Récord de importaciones de ropa y más presión sobre la industria local - Informe Digital
Entre enero y mayo ingresaron USD 369 millones en prendas. Cayó el precio promedio y la producción textil sigue en retroceso.
La importación de prendas de vestir aceleró con fuerza en los primeros cinco meses de 2026 y volvió a marcar un récord para ese período. Entre enero y mayo ingresaron al país prendas por USD 369 millones, un salto interanual del 39% que agrava la presión sobre una industria textil ya golpeada por la caída de la producción y el consumo.
Según datos de la Cámara de la Indumentaria (CIAI), el volumen importado llegó a 25.491 toneladas, con una suba del 73% interanual. El dato confirma que el crecimiento fue mucho más fuerte en cantidades que en valores, una señal de mayor ingreso de mercadería a precios más bajos.
Tanto en dólares como en cantidades, las importaciones registradas durante el período enero-mayo 2026 alcanzaron su nivel más alto para ese período desde el 2018, marcando un nuevo récord histórico, señaló el informe, que ubicó el nivel actual un 40% por encima de aquel momento.
La entidad también advirtió que, pese a un mercado recesivo, crece desproporcionadamente por segundo año consecutivo la importación de ropa medida en dólares.
El precio unitario cayó 19% interanual y promedió los USD 14,5. La prenda originada en China explica en buena medida la baja del precio promedio de la prenda importada en este período, precisó la CIAI.
Los principales productos importados fueron abrigos, con USD 84 millones; sweaters y pantalones, con USD 69 millones cada uno; y remeras, con USD 39 millones. Los precios unitarios fueron de USD 15,4, USD 13,7, USD 18,2 y USD 21,7, respectivamente.
El avance de las importaciones se da en un escenario complejo para la industria textil y de confección local. Según el monitor económico sectorial, la producción de ropa cayó 15% interanual en abril y acumuló su décimo mes consecutivo de retroceso.
Al mismo tiempo, el consumo sigue debilitado. Las ventas de indumentaria en shoppings registraron una caída real del 17% interanual en abril, con doce meses seguidos de bajas, mientras que en supermercados también descendieron 17%, en su sexto mes de contracción.
En materia de empleo, la confección perdió 4.371 puestos de trabajo registrados entre marzo de 2025 e igual mes de 2026. Eso implica una reducción del 11% de la plantilla laboral del sector.
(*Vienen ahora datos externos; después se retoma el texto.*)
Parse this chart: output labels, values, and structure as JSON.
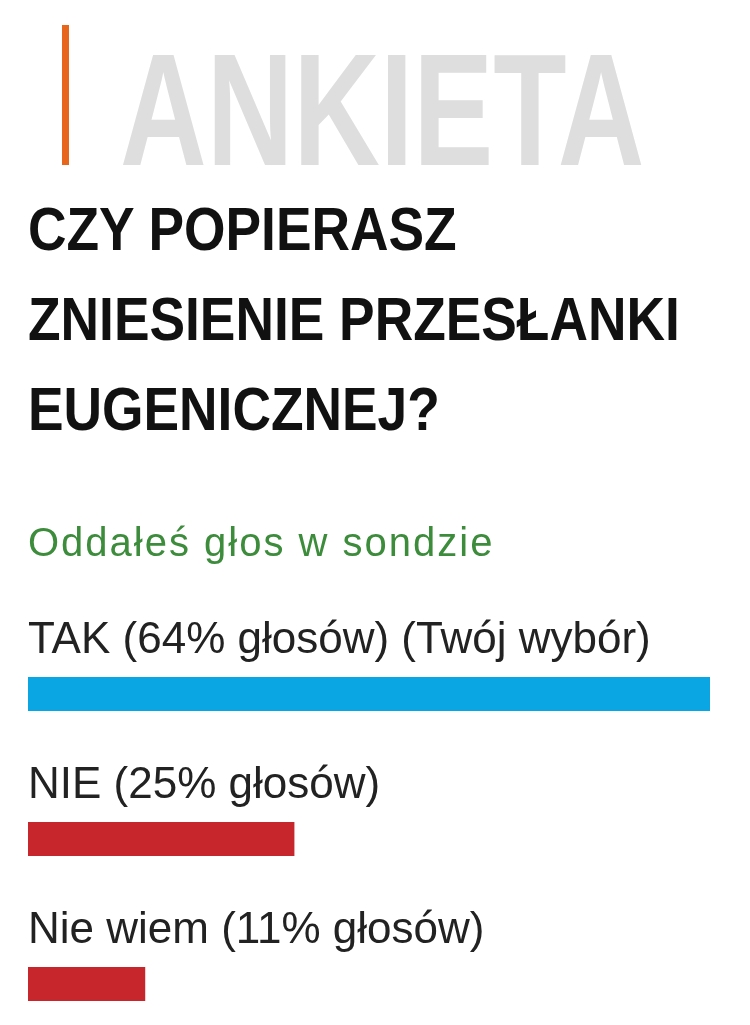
{
  "chart_data": {
    "type": "bar",
    "title": "CZY POPIERASZ ZNIESIENIE PRZESŁANKI EUGENICZNEJ?",
    "subtitle": "Oddałeś głos w sondzie",
    "annotations": [
      "ANKIETA"
    ],
    "orientation": "horizontal",
    "categories": [
      "TAK",
      "NIE",
      "Nie wiem"
    ],
    "values": [
      64,
      25,
      11
    ],
    "value_labels": [
      "(64% głosów) (Twój wybór)",
      "(25% głosów)",
      "(11% głosów)"
    ],
    "colors": [
      "#0aa5e3",
      "#c6262c",
      "#c6262c"
    ]
  }
}
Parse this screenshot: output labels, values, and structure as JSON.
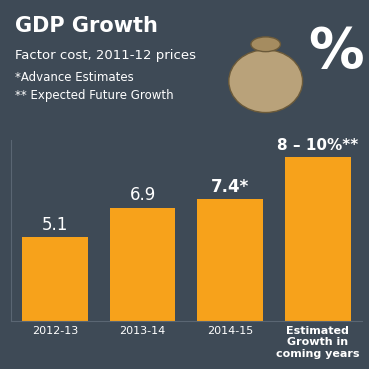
{
  "chart_data": {
    "type": "bar",
    "title": "GDP Growth",
    "subtitle": "Factor cost, 2011-12 prices",
    "annotations": [
      "*Advance Estimates",
      "** Expected Future Growth",
      "%"
    ],
    "categories": [
      "2012-13",
      "2013-14",
      "2014-15",
      "Estimated Growth in coming years"
    ],
    "values": [
      5.1,
      6.9,
      7.4,
      10
    ],
    "value_labels": [
      "5.1",
      "6.9",
      "7.4*",
      "8 – 10%**"
    ],
    "color": "#f7a21b",
    "ylim": [
      0,
      11
    ],
    "yticks": [],
    "data_labels": true,
    "tick_labels": "x",
    "grid": false
  }
}
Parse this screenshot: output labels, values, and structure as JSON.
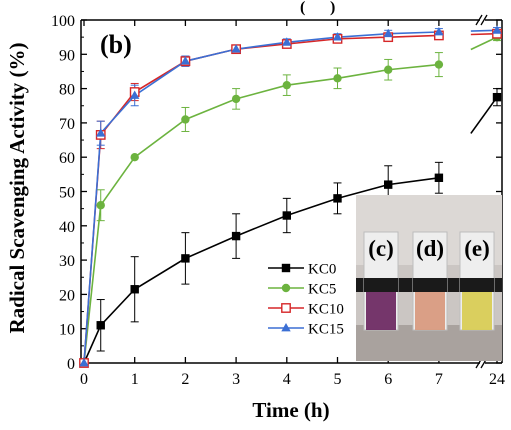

Los precios de la indumentaria subieron 12% en los últimos doce meses, muy por debajo de la inflación general, que llegó al 33% en igual período. La brecha refleja las dificultades de las empresas para trasladar costos a los precios en un mercado con demanda debilitada.
En contraste con el fuerte crecimiento de las importaciones, las exportaciones de prendas de vestir siguen siendo reducidas. Entre enero y mayo de 2026 se exportaron apenas USD 7,4 millones, aunque la cifra mostró una mejora del 14% interanual.
En volumen, se exportaron 245 toneladas, un 18% más que en el mismo período de 2025.
El valor unitario promedio de la prenda exportada fue de USD 30,4, con una baja del 2,9% frente al mismo lapso del año pasado.
El principal destino de la prenda argentina fue Uruguay, que concentró el 37% de las exportaciones del sector. Se enviaron USD 2,7 millones en prendas, por un volumen de 129 toneladas.
En paralelo, la industria textil atraviesa una crisis profunda: según la Fundación Pro Tejer, la producción cayó 23,3% interanual en marzo y quedó 31,3% por debajo de 2023.
En tanto, la fabricación de prendas de vestir, cuero y calzado retrocedió 8,9% y se ubica 19% por debajo de los niveles de producción de 2023.
Así, la industria textil trabajó apenas al 40,2% de su capacidad instalada, más de 12 puntos por debajo de 2023. En promedio, durante el primer trimestre del año, cerca de 7 de cada 10 máquinas estuvieron paradas en las fábricas textiles.
Las ventas continúan débiles y no logran recomponer el nivel de actividad. Un dato que refleja esta situación fue el desempeño del Hot Sale de mayo, cuyas ventas registraron una caída cercana al -10% interanual en términos reales, resaltó Pro Tejer.